確かに、佐野氏の社長就任後、ミレニアムリテイリングは2期連続の減益。消費低迷が続く中、店頭の売り上げも思うように伸びない。だが、西武百貨店は今年4月、その利益の7割を稼ぐ池袋店の改装に着手したばかり。3年間で300億円をつぎ込む巨大プロジェクトで陣頭指揮を執っていたのは佐野氏本人である。

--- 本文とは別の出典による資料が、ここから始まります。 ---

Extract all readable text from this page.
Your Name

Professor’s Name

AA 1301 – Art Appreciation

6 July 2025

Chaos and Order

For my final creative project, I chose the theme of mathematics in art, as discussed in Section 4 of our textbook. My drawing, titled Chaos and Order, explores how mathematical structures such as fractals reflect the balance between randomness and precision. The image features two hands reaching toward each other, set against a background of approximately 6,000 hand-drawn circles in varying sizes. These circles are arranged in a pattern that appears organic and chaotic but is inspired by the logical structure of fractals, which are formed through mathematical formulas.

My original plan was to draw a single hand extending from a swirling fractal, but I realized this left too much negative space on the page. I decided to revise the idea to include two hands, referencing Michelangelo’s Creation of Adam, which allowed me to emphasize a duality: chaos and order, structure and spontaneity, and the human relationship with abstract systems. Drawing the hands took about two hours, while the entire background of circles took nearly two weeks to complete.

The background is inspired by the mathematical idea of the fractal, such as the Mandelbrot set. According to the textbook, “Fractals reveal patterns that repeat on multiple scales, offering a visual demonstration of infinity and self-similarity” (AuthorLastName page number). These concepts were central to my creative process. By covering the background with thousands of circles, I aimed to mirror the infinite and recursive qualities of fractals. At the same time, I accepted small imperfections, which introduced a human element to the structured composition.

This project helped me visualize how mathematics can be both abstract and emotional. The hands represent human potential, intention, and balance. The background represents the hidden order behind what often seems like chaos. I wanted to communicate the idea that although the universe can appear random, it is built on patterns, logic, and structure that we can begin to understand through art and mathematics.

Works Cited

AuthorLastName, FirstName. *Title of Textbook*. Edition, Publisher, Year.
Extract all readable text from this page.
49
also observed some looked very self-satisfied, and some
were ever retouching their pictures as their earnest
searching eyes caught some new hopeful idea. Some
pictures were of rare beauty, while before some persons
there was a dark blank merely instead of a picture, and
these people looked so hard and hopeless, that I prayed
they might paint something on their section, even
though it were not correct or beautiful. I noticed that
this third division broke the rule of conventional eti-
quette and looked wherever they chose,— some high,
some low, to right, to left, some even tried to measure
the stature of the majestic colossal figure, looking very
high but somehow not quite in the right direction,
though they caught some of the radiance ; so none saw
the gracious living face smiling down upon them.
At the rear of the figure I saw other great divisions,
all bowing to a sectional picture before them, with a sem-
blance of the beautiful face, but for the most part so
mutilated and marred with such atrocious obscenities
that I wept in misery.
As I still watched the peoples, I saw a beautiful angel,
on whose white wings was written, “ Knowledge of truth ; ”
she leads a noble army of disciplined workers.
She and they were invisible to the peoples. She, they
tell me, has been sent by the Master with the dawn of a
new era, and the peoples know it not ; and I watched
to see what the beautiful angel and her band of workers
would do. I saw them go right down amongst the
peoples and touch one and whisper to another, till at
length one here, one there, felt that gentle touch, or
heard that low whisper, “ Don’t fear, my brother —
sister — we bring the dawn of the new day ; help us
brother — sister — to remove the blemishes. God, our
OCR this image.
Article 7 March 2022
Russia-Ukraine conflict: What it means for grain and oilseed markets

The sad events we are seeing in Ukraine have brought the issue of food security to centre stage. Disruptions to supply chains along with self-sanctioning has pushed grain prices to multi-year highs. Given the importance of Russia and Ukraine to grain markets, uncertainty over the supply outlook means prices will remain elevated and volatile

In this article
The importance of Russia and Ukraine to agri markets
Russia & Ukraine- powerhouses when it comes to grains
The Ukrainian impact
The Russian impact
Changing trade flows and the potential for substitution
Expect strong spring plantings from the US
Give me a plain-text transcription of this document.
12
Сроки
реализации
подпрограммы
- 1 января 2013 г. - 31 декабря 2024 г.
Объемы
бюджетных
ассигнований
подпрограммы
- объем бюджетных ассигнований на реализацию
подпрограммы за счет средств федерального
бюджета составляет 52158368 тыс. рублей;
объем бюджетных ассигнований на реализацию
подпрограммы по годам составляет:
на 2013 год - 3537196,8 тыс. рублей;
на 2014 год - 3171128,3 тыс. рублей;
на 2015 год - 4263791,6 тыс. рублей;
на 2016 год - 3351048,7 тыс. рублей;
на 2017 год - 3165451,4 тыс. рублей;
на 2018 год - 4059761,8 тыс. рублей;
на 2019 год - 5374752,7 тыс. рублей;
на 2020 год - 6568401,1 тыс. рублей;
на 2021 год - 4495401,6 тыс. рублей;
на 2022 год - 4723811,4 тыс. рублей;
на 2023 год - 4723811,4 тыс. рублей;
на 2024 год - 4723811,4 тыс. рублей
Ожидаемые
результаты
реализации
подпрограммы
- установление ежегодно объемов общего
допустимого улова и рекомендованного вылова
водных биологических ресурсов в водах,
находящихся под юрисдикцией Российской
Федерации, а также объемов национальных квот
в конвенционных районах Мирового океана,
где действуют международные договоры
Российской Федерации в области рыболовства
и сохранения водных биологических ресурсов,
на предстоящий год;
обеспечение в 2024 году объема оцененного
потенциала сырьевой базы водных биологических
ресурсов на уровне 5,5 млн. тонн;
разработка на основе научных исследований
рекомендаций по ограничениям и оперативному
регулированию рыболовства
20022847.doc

佐野氏の辞任に続いて、ミレニアムリテイリングでは5人の取締役が退任。期中に6人もの役員の辞任劇が繰り広げられた理由を、単なる業績低迷では済ませられない。そこには、セブン&アイとミレニアムの不協和音が聞こえてくる。
量販店と百貨店の連携 方向性に大きなギャップ
セブン&アイが約2000億円を投じてミレニアムを手中に収めたのは2006年6月。セブン&アイは、傘下にコンビニをはじめ、総合スーパー、食品スーパーなどを抱える流通コングロマリットを形成していたが、そこに唯一欠けていた業態が百貨店だった。西武百貨店とそごうの統合後、大規模リストラを終えたミレニアムも、セブン&アイの信用を基に財務面の課題を克服。営業力の回復に向けて準備を整えていた。
セブン&アイは当初から、百貨店とのシナジー追求を目標に定めていた。たとえば、規模を生かした調達の一本化だ。ワイシャツなど衣料品の生地を共同で仕入れ、業態によって仕様だけを変えれば、百貨店の品質を維持しながらでも原価低減を図ることができる。イトーヨーカ堂で苦戦が続く高価格品の拡充にもつながる。だが、セブン&アイのこうした期待に、佐野氏が共鳴することはなかった。
佐野氏はかつて、独自の商品施策でファッションに定評のある伊勢丹で、営業の最前線を担った人物。百貨店はモノが先行してはいけない、あくまでも顧客ニーズに応じた商品を品ぞろえすべきだという強い思いを持っていた。
西武百貨店渋谷店では改装と同時に、取引先任せではなく百貨店側が主体となって品ぞろえする編集売り場を導入。池袋店では、バイヤーを店舗に常駐させ顧客ニーズを品ぞろえに反映しやすくした。佐野氏が進める改革は、とにかく現場の営業力強化が主眼にあった。